World Food Day 2020: Building a Zero Hunger Generation
Every year on 16th October millions of people around the world will gather at marathons, exhibitions, concerts and marches to observe World Food Day. This year gatherings would be different due to coronavirus but we should remember the cause of World Food Day. Initiated by the Food and Agriculture Organization of the United Nations (FAO) it is one of the most celebrated days of the UN calendar.
More than just casual arrangements of celebrations, World Food Day is organized to bring awareness to how our changing planet influences food creation and distribution. Related events explore several topics such as examining how agriculture needs to adapt due to climate change or how migration affects food security. The objective of these meetings is to define objectives that will inevitably prompt structure a Zero Hunger Generation.
On a clearer level, World Food Day activities give instructions to people on ways they can change basic day to day habits and choices to make any difference. Related activities assist people with understanding the significant worldwide issues, for example, poverty, and climate change that impact the world’s food supply and distribution. More than 150 nations participate in this event, facilitating numerous events to celebrate and promote World Food Day.
Food is our basic necessity and everyone should value food. If we eat healthy and avoid wasting food then most of the problems will get solved. As a human being, we should be thankful for our each and every meal.
World Food Day – Encouraging Healthy Diets
According to the UN Food and Agriculture Organization, now there are more obese people present in world than malnourished. The biggest risk factor for disability and death worldwide is unhealthy diets and sedentary lifestyles.
Food diversity is reducing, which means that the food supply is more vulnerable to climate change, and environmental damage from farming animals for meat and dairy is increasing. For World Food Day 2019, the FAO is calling on everyone to eat a healthy and sustainable diet.
However, many people lack the knowledge, resources or motivation to eat healthy diets. To mark World Food Day, let’s take a look at some of the opinions from experts and try to learn from them.

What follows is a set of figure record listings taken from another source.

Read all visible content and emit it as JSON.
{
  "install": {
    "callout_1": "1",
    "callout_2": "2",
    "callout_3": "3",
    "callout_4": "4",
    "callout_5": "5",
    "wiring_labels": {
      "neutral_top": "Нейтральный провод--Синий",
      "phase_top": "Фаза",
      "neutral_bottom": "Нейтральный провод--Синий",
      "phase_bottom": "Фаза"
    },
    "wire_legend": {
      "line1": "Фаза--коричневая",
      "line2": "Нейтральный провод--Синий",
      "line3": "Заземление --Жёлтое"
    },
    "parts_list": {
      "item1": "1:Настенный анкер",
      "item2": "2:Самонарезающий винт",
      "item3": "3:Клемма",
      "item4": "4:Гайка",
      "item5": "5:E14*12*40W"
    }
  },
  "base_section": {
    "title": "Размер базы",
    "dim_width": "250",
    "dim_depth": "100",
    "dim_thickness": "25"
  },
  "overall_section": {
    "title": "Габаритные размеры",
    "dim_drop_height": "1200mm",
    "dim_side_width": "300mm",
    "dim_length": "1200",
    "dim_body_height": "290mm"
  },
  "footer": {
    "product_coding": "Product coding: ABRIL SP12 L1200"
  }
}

Patrick San Francesco, A world-renowned energy healer and internationally recognized humanitarian, philosopher, teacher and inventor from Goa, India
“The most important need of humanity is food and water. Instead of devoting one day in the year to “World Food Day”, EVERY day and EVERY mealtime should be devoted to food for humanity. Keep this in mind as you sit down to your next meal.”
Mohit Nirula, CEO, Columbia Pacific Communities
“A lot can happen over coffee” is the brand tagline of the country’s largest coffee chain. Espousing the values of a social get together, the Spanish philosopher, Bernard-Paul Heroux said, “There is no trouble so great or grave that cannot be much diminished by a nice cup of tea”.

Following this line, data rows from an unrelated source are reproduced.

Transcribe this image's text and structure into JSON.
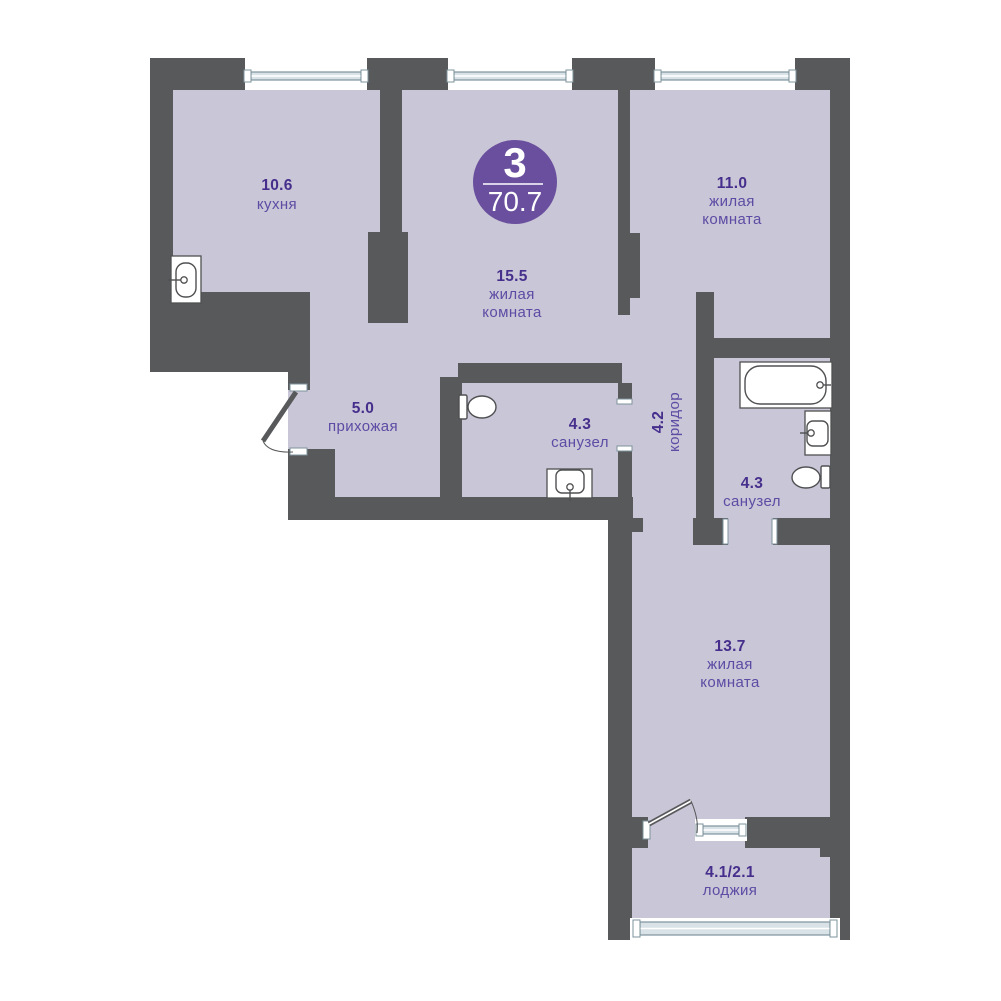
{
  "palette": {
    "background": "#ffffff",
    "wall": "#58595b",
    "floor": "#c9c6d7",
    "badge_fill": "#6a4f9e",
    "badge_text": "#ffffff",
    "area_text": "#462f8c",
    "name_text": "#5d4ba4",
    "glazing_fill": "#d9e2e7",
    "glazing_stroke": "#7e939e",
    "fixture_stroke": "#4f5052",
    "fixture_fill": "#ffffff"
  },
  "badge": {
    "cx": 515,
    "cy": 182,
    "r": 42,
    "rooms_count": "3",
    "total_area": "70.7",
    "line": [
      483,
      184,
      543,
      184
    ]
  },
  "outline": "150,58 850,58 850,940 608,940 608,520 288,520 288,372 150,372",
  "walls": [
    [
      150,
      58,
      95,
      32
    ],
    [
      367,
      58,
      81,
      32
    ],
    [
      572,
      58,
      83,
      32
    ],
    [
      795,
      58,
      55,
      32
    ],
    [
      150,
      90,
      23,
      202
    ],
    [
      150,
      292,
      160,
      80
    ],
    [
      288,
      372,
      22,
      18
    ],
    [
      288,
      449,
      47,
      71
    ],
    [
      288,
      497,
      345,
      23
    ],
    [
      380,
      90,
      22,
      142
    ],
    [
      368,
      232,
      40,
      91
    ],
    [
      440,
      377,
      22,
      120
    ],
    [
      458,
      363,
      164,
      20
    ],
    [
      618,
      383,
      14,
      20
    ],
    [
      618,
      448,
      14,
      49
    ],
    [
      618,
      88,
      12,
      227
    ],
    [
      630,
      233,
      10,
      65
    ],
    [
      696,
      292,
      18,
      253
    ],
    [
      713,
      338,
      137,
      20
    ],
    [
      830,
      58,
      20,
      882
    ],
    [
      693,
      518,
      35,
      27
    ],
    [
      773,
      518,
      57,
      27
    ],
    [
      632,
      518,
      11,
      14
    ],
    [
      608,
      513,
      24,
      427
    ],
    [
      608,
      817,
      40,
      31
    ],
    [
      745,
      817,
      85,
      31
    ],
    [
      820,
      843,
      10,
      14
    ]
  ],
  "windows": [
    {
      "x": 245,
      "y": 58,
      "w": 122,
      "h": 32,
      "kind": "top"
    },
    {
      "x": 448,
      "y": 58,
      "w": 124,
      "h": 32,
      "kind": "top"
    },
    {
      "x": 655,
      "y": 58,
      "w": 140,
      "h": 32,
      "kind": "top"
    },
    {
      "x": 695,
      "y": 819,
      "w": 52,
      "h": 22,
      "kind": "small"
    },
    {
      "x": 630,
      "y": 918,
      "w": 210,
      "h": 22,
      "kind": "wide"
    }
  ],
  "jamb_caps": [
    [
      290,
      384,
      17,
      7
    ],
    [
      290,
      448,
      17,
      7
    ],
    [
      617,
      399,
      15,
      5
    ],
    [
      617,
      446,
      15,
      5
    ],
    [
      723,
      519,
      5,
      25
    ],
    [
      772,
      519,
      5,
      25
    ],
    [
      643,
      821,
      7,
      18
    ]
  ],
  "doors": [
    {
      "id": "entrance-door",
      "leaf": [
        296,
        392,
        263,
        441
      ],
      "arc": "M263,441 Q268,453 293,452",
      "solid": true
    },
    {
      "id": "loggia-door",
      "leaf": [
        649,
        824,
        691,
        801
      ],
      "arc": "M691,801 Q699,819 697,833",
      "solid": false
    }
  ],
  "fixtures": [
    {
      "id": "kitchen-sink",
      "type": "sink",
      "box": [
        171,
        256,
        30,
        47
      ],
      "basin": [
        176,
        263,
        20,
        34
      ],
      "basin_rx": 9,
      "tap_line": [
        168,
        280,
        181,
        280
      ],
      "tap_c": [
        184,
        280
      ]
    },
    {
      "id": "toilet-1",
      "type": "toilet",
      "tank": [
        459,
        395,
        8,
        24
      ],
      "bowl": [
        468,
        396,
        28,
        22
      ]
    },
    {
      "id": "washbasin-1",
      "type": "basin",
      "box": [
        547,
        469,
        45,
        29
      ],
      "basin": [
        556,
        470,
        28,
        23
      ],
      "basin_rx": 6,
      "tap_line": [
        570,
        490,
        570,
        501
      ],
      "tap_c": [
        570,
        487
      ]
    },
    {
      "id": "bathtub",
      "type": "bath",
      "box": [
        740,
        362,
        92,
        46
      ],
      "basin": [
        745,
        366,
        81,
        38
      ],
      "basin_rx": 15,
      "tap_line": [
        822,
        385,
        831,
        385
      ],
      "tap_c": [
        820,
        385
      ]
    },
    {
      "id": "washbasin-2",
      "type": "basin",
      "box": [
        805,
        411,
        26,
        44
      ],
      "basin": [
        807,
        421,
        21,
        25
      ],
      "basin_rx": 6,
      "tap_line": [
        800,
        433,
        808,
        433
      ],
      "tap_c": [
        811,
        433
      ]
    },
    {
      "id": "toilet-2",
      "type": "toilet",
      "tank": [
        821,
        466,
        9,
        22
      ],
      "bowl": [
        792,
        467,
        28,
        21
      ]
    }
  ],
  "rooms": [
    {
      "id": "kitchen",
      "area": "10.6",
      "area_xy": [
        277,
        190
      ],
      "names": [
        {
          "t": "кухня",
          "xy": [
            277,
            209
          ]
        }
      ]
    },
    {
      "id": "living-room-main",
      "area": "15.5",
      "area_xy": [
        512,
        281
      ],
      "names": [
        {
          "t": "жилая",
          "xy": [
            512,
            299
          ]
        },
        {
          "t": "комната",
          "xy": [
            512,
            317
          ]
        }
      ]
    },
    {
      "id": "living-room-2",
      "area": "11.0",
      "area_xy": [
        732,
        188
      ],
      "names": [
        {
          "t": "жилая",
          "xy": [
            732,
            206
          ]
        },
        {
          "t": "комната",
          "xy": [
            732,
            224
          ]
        }
      ]
    },
    {
      "id": "hallway",
      "area": "5.0",
      "area_xy": [
        363,
        413
      ],
      "names": [
        {
          "t": "прихожая",
          "xy": [
            363,
            431
          ]
        }
      ]
    },
    {
      "id": "bathroom-1",
      "area": "4.3",
      "area_xy": [
        580,
        429
      ],
      "names": [
        {
          "t": "санузел",
          "xy": [
            580,
            447
          ]
        }
      ]
    },
    {
      "id": "corridor",
      "area": "4.2",
      "area_xy": [
        663,
        422
      ],
      "names": [
        {
          "t": "коридор",
          "xy": [
            679,
            422
          ]
        }
      ],
      "rotate": true
    },
    {
      "id": "bathroom-2",
      "area": "4.3",
      "area_xy": [
        752,
        488
      ],
      "names": [
        {
          "t": "санузел",
          "xy": [
            752,
            506
          ]
        }
      ]
    },
    {
      "id": "living-room-3",
      "area": "13.7",
      "area_xy": [
        730,
        651
      ],
      "names": [
        {
          "t": "жилая",
          "xy": [
            730,
            669
          ]
        },
        {
          "t": "комната",
          "xy": [
            730,
            687
          ]
        }
      ]
    },
    {
      "id": "loggia",
      "area": "4.1/2.1",
      "area_xy": [
        730,
        877
      ],
      "names": [
        {
          "t": "лоджия",
          "xy": [
            730,
            895
          ]
        }
      ]
    }
  ]
}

Meals and mealtimes have, besides nourishing the body, played the additional and equally important role of bringing people together in a social event that also nourishes the intellect and the soul.

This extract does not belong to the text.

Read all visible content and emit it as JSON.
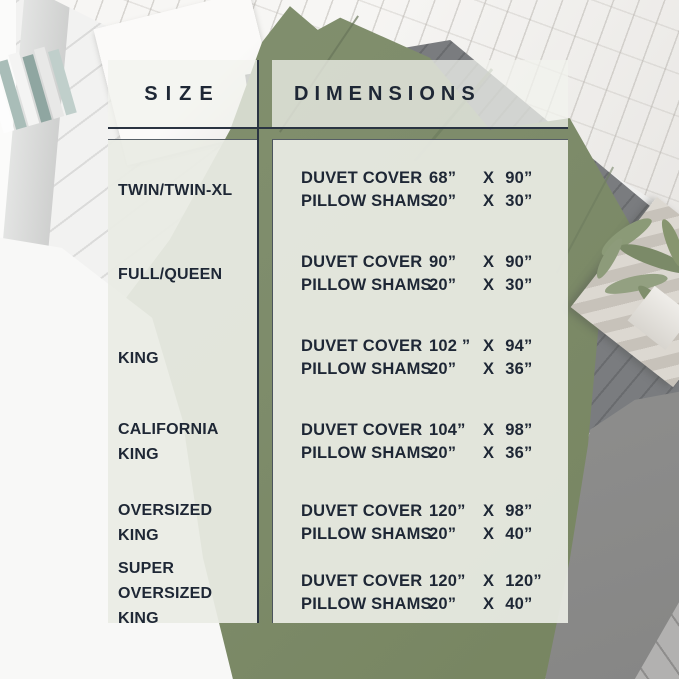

In fact, from farm to fork, food has always brought people together. Whether it is in kitchen gardens or family run farms, cooking for the family or cooking as a family, food cooked and served in temples and gurudwara langar or foods especially developed to be eaten with friends – biryanis, paellas or even the garden barbeques, group meals and cookouts as a team building activity – food is as good an excuse as there can be to create and foster social interaction.
At Columbia Pacific Communities, a celebration of any kind is always over great food. And it is indeed the ultimate glue that bonds people. Our communities are home to passionate foodies who generously share heirloom recipes with everyone.
So, on World Food Day, it is only correct that we acknowledge and appreciate the role food plays in building communities and cementing relationships.